There were other factors relevant to the application of Article 3(3) that did not feature in Dexia v Prato. There was an assignment provision which contemplated the potential assignment of the transaction to a different (non-Portuguese) subsidiary of the Spanish Santander parent. The Spanish parent also approved the transactions in various committees and priced the swap transactions. Taking all of these factors into account, Blair J concluded that the swaps were not purely domestic contracts and that any other conclusion would ‘undermine legal certainty’.

Santander v CCFL in the Court of Appeal

The Court of Appeal in Santander v CCFL firmly supported the approach of Blair J and disapproved the approach taken in Dexia v Prato. However, as at the date of this article, Dexia v Prato is still subject to its own appeal in the Court of Appeal.

The Transport Companies’ appeal against Blair J centred on the meaning of ‘elements relevant to the situation’ set out within Article 3(3). They argued that Blair J was wrong to conclude that this included those that pointed to an ‘international situation’ rather than a particular jurisdiction. Rather, the test should be whether all other elements relevant to the situation are connected with a specific legal system in line with conflicts of laws principles. Applying that test would have resulted in Portugal being the one place where all the relevant elements pointed.

The Court of Appeal rejected this argument. Firstly, it emphasised the primacy of the parties’ choice of law in private international law. The objective of the Rome Convention was to provide greater legal certainty as to the conflict of laws rules, with party autonomy to choose the applicable law a key feature. This autonomy should therefore be seen as the starting point, to which Article 3(3) is a limited exception and, as such, should be narrowly construed.

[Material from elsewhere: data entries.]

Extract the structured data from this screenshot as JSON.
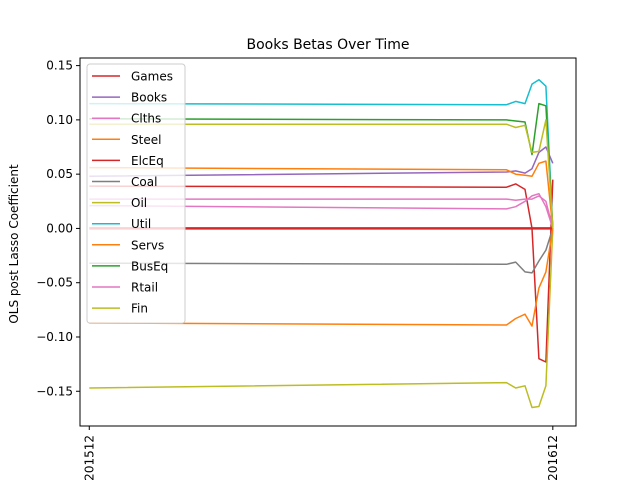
{
  "chart_data": {
    "type": "line",
    "title": "Books Betas Over Time",
    "xlabel": "",
    "ylabel": "OLS post Lasso Coefficient",
    "x_tick_labels": [
      "201512",
      "201612"
    ],
    "y_ticks": [
      -0.15,
      -0.1,
      -0.05,
      0.0,
      0.05,
      0.1,
      0.15
    ],
    "y_tick_labels": [
      "−0.15",
      "−0.10",
      "−0.05",
      "0.00",
      "0.05",
      "0.10",
      "0.15"
    ],
    "ylim": [
      -0.182,
      0.157
    ],
    "xlim": [
      -0.02,
      1.05
    ],
    "grid": false,
    "legend_position": "upper-left",
    "x": [
      0,
      0.9,
      0.92,
      0.94,
      0.955,
      0.97,
      0.985,
      1.0
    ],
    "series": [
      {
        "name": "Games",
        "color": "#d62728",
        "values": [
          0.039,
          0.038,
          0.041,
          0.036,
          0.0,
          -0.12,
          -0.123,
          0.045
        ]
      },
      {
        "name": "Books",
        "color": "#9467bd",
        "values": [
          0.048,
          0.052,
          0.053,
          0.051,
          0.055,
          0.07,
          0.075,
          0.06
        ]
      },
      {
        "name": "Clths",
        "color": "#e377c2",
        "values": [
          0.027,
          0.027,
          0.026,
          0.027,
          0.027,
          0.03,
          0.025,
          0.0
        ]
      },
      {
        "name": "Steel",
        "color": "#ff7f0e",
        "values": [
          0.056,
          0.054,
          0.05,
          0.049,
          0.048,
          0.06,
          0.062,
          0.0
        ]
      },
      {
        "name": "ElcEq",
        "color": "#d62728",
        "values": [
          0.0,
          0.0,
          0.0,
          0.0,
          0.0,
          0.0,
          0.0,
          0.0
        ]
      },
      {
        "name": "Coal",
        "color": "#7f7f7f",
        "values": [
          -0.032,
          -0.033,
          -0.031,
          -0.04,
          -0.041,
          -0.03,
          -0.02,
          0.0
        ]
      },
      {
        "name": "Oil",
        "color": "#bcbd22",
        "values": [
          -0.147,
          -0.142,
          -0.147,
          -0.145,
          -0.165,
          -0.164,
          -0.145,
          0.0
        ]
      },
      {
        "name": "Util",
        "color": "#17becf",
        "values": [
          0.115,
          0.114,
          0.117,
          0.115,
          0.133,
          0.137,
          0.131,
          0.0
        ]
      },
      {
        "name": "Servs",
        "color": "#ff7f0e",
        "values": [
          -0.087,
          -0.089,
          -0.083,
          -0.079,
          -0.09,
          -0.055,
          -0.04,
          0.0
        ]
      },
      {
        "name": "BusEq",
        "color": "#2ca02c",
        "values": [
          0.101,
          0.1,
          0.099,
          0.098,
          0.068,
          0.115,
          0.113,
          0.0
        ]
      },
      {
        "name": "Rtail",
        "color": "#e377c2",
        "values": [
          0.021,
          0.018,
          0.02,
          0.025,
          0.03,
          0.032,
          0.02,
          0.0
        ]
      },
      {
        "name": "Fin",
        "color": "#bcbd22",
        "values": [
          0.096,
          0.096,
          0.093,
          0.095,
          0.07,
          0.071,
          0.1,
          0.0
        ]
      }
    ]
  }
}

The Court of Appeal held that the wording of Article 3(3) should be interpreted in a manner consistent with its natural and ordinary meaning. As such, relevant elements for consideration should not be confined purely to factors which connect the contract to a particular country in a conflict of laws sense. In particular, the purpose underlying Article 3(3) is to ensure that the choice of foreign law in a purely domestic situation shall not enable the parties to evade application of mandatory local rules. Applying this logic, the real question would appear to be whether or not the situation is purely domestic.

All clear now?

The High Court and Court of Appeal judgment in Santander v CCFL has been heralded as a triumph for legal and commercial certainty. It is certainly attractive that where parties have chosen an express governing law clause, they should, so far as possible, be held to that agreement. Commercial parties cannot have much ground for complaint when they are held to a freely chosen governing law clause.

It follows from the reasoning in Santander v CCFL that it will be very difficult for any party to an ISDA transaction to argue that all relevant elements of the situation are connected to a particular country other than that chosen in the governing law clause.

It is worth noting two final points in respect of these judgments:

  • Not all elements of local law will require the Article 3(3) gateway to be considered relevant by the Courts. In Santander v CCFL the parties accepted that the issue of whether the bank breached the Portuguese Securities Code in proposing the swap transactions was a matter of Portuguese law. It was not an argument that was impacted by the English governing law clause.
  • The future status of the Rome I Regulation is open to question in light of the United Kingdom’s decision to leave the European Union. It remains to be seen whether the Rome Regulations will be incorporated into English law or whether English law will fall back to the conflicts of law rules previously in force. Either way, we would expect that party autonomy to choose governing law will continue to be given primacy although there may, as under the Rome Regulation regime, continue to be exceptions to this principle.